Differential Amplifiers Viva Questions
Differential Amplifiers Viva Questions, Viva Questions on Differential Amplifiers, CMRR Viva Questions, Engineering Viva Questions, Electronics Device & Circuits,
Short Questions with Answers
Q.1. Define Common-mode Gain.
Ans. It may be defined as the gain parameter fur an op-amp providing the ratio of common-mode output voltage to the common-mode input voltage.
Q.2. What is Common-mode Voltage?
Ans. It is a voltage that appears the same for both magnitude and phase at two separate terminals.
Q.3. What do you mean by a Common – Mode Rejection Ratio?
Ans. It is the ratio of differential gain to common-mode gain.
Q.4. What is a Differential Amplifier?
Ans. It is an amplifier in which the output voltage is proportional to the difference between two external input voltages.
Q.5. Define Differential Input Resistance.
Ans. It is the Input resistance of op-amp between the two input terminals.
Q.6. What do you mean by Differential Gain?
Ans. It is a gain parameter for an op-amp giving the ratio of differential output voltage to the differential input voltage.

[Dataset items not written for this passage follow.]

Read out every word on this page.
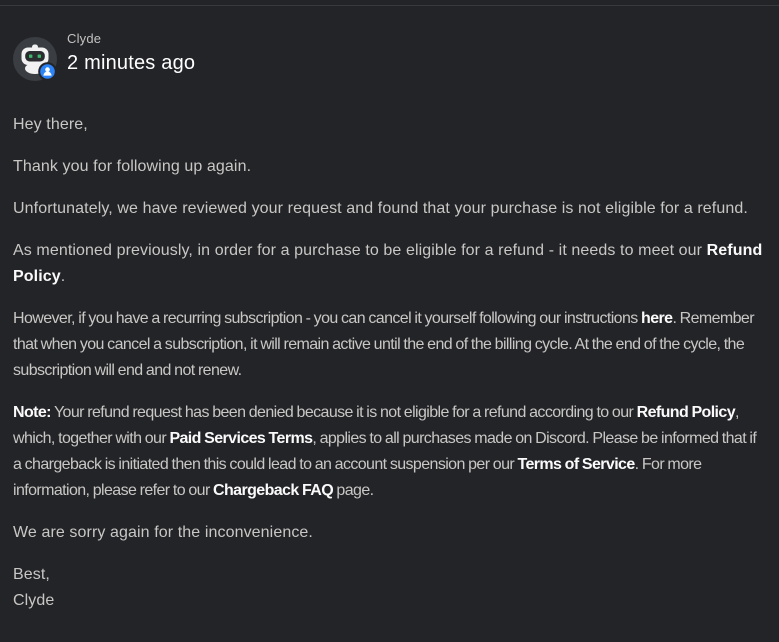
Clyde
2 minutes ago

Hey there,

Thank you for following up again.

Unfortunately, we have reviewed your request and found that your purchase is not eligible for a refund.

As mentioned previously, in order for a purchase to be eligible for a refund - it needs to meet our Refund Policy.

However, if you have a recurring subscription - you can cancel it yourself following our instructions here. Remember that when you cancel a subscription, it will remain active until the end of the billing cycle. At the end of the cycle, the subscription will end and not renew.

Note: Your refund request has been denied because it is not eligible for a refund according to our Refund Policy, which, together with our Paid Services Terms, applies to all purchases made on Discord. Please be informed that if a chargeback is initiated then this could lead to an account suspension per our Terms of Service. For more information, please refer to our Chargeback FAQ page.

We are sorry again for the inconvenience.

Best,
Clyde
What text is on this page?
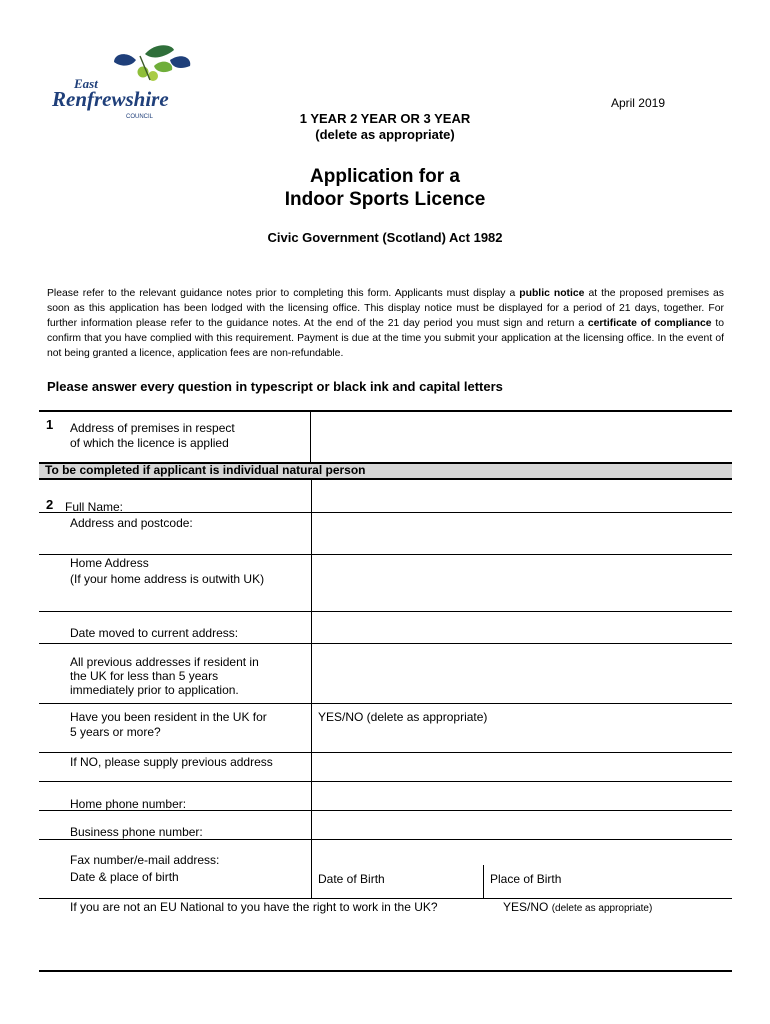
East
Renfrewshire
COUNCIL
April 2019
1 YEAR 2 YEAR OR 3 YEAR
(delete as appropriate)
Application for a
Indoor Sports Licence
Civic Government (Scotland) Act 1982
Please refer to the relevant guidance notes prior to completing this form. Applicants must display a public notice at the proposed premises as soon as this application has been lodged with the licensing office. This display notice must be displayed for a period of 21 days, together. For further information please refer to the guidance notes. At the end of the 21 day period you must sign and return a certificate of compliance to confirm that you have complied with this requirement. Payment is due at the time you submit your application at the licensing office. In the event of not being granted a licence, application fees are non-refundable.
Please answer every question in typescript or black ink and capital letters
1 Address of premises in respect
of which the licence is applied
To be completed if applicant is individual natural person
2 Full Name:
Address and postcode:
Home Address
(If your home address is outwith UK)
Date moved to current address:
All previous addresses if resident in
the UK for less than 5 years
immediately prior to application.
Have you been resident in the UK for
5 years or more?
YES/NO (delete as appropriate)
If NO, please supply previous address
Home phone number:
Business phone number:
Fax number/e-mail address:
Date & place of birth	Date of Birth	Place of Birth
If you are not an EU National to you have the right to work in the UK?	YES/NO (delete as appropriate)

Q.7. What is the use of different amplifier stages in an op-amp?
Ans. The main purpose of the difference amplifier stage is to provide high gain to the differential mode signal and cancel the common-mode signal, i.e., it must have high CMRR.
Q.8. How do you classify ICs?
Ans. The classification of ICs is: (i) Digital IC’s (ii) Linear IC’s.
Q.9. The advent of ICs made the differential amplifier extremely popular in both BiT and MOS technologies. Why?
Ans. The main requirements of differential amplifiers are matched devices and the use of more components and IC fabrication is capable of providing matched devices and is also capable of providing a large number of transistors at a relatively low cost.
Q.10. Why are differential amplifiers preferred over single-ended amplifiers?
Ans. Basically, there are two reasons for using differential amplifiers in preference to single-ended amplifiers. First, the differential amplifiers are much less sensitive to noise and interference than single-ended circuits. The second reason for preferring differential amplifiers is that the differential configuration enables us to bias the amplifier and to couple amplifier stages together without the necessity of bypass and coupling capacitors.
Q.11. What is the basis of the classification of differential amplifier configurations?
Ans. The differential amplifier configurations are classified on the basis of the number of inputs and the way an output voltage is measured.
Q.12. What are the four differential amplifier configurations?
Ans. The four differential amplifier configurations are:
- Dual-input, balanced-output
- Dual-input, unbalanced-output
- Single-input, balanced-output
- Single-input, balanced-output
Q.13. Which one of the four configurations is not commonly used and why?
Ans. Single-input, unbalanced-output differential amplifier configuration is rarely used because of the following two reasons:
- This configuration is identical to the CE amplifier but it requires comparatively more components and provides less voltage gain than that of CE amplifier.
- There exists a dc output voltage without any input signal applied.
Q.14. What is the difference between balanced and unbalanced output?
Ans. When the output voltage is measured between two collectors, the configuration is referred to as a balanced output, and if it is measured across anyone collector (either C1 or C2) with respect to ground, the configuration is then said to be unbalanced output.
Q.15. Why dc analysis of a differential amplifier circuit is required?
Ans. DC analysis of a differential amplifier circuit is required for the determination of the operating point (quiescent collector current ICQ and quiescent collector-emitter voltage VCEQ).
Q.16. Why dc analysis made for dual-input, balanced-output differential amplifier configuration is also applicable for the remaining configurations too?
Ans. DC analysis for all the four configurations of the differential amplifiers is the same as long as the same biasing arrangement is used for each of them.
Q.17. What is CMRR?
Ans. CMRR is defined as the ratio of differential voltage gain to common-mode voltage gain and it is given by the expression,
CMRR=\frac{A_{id}}{A_{cm}}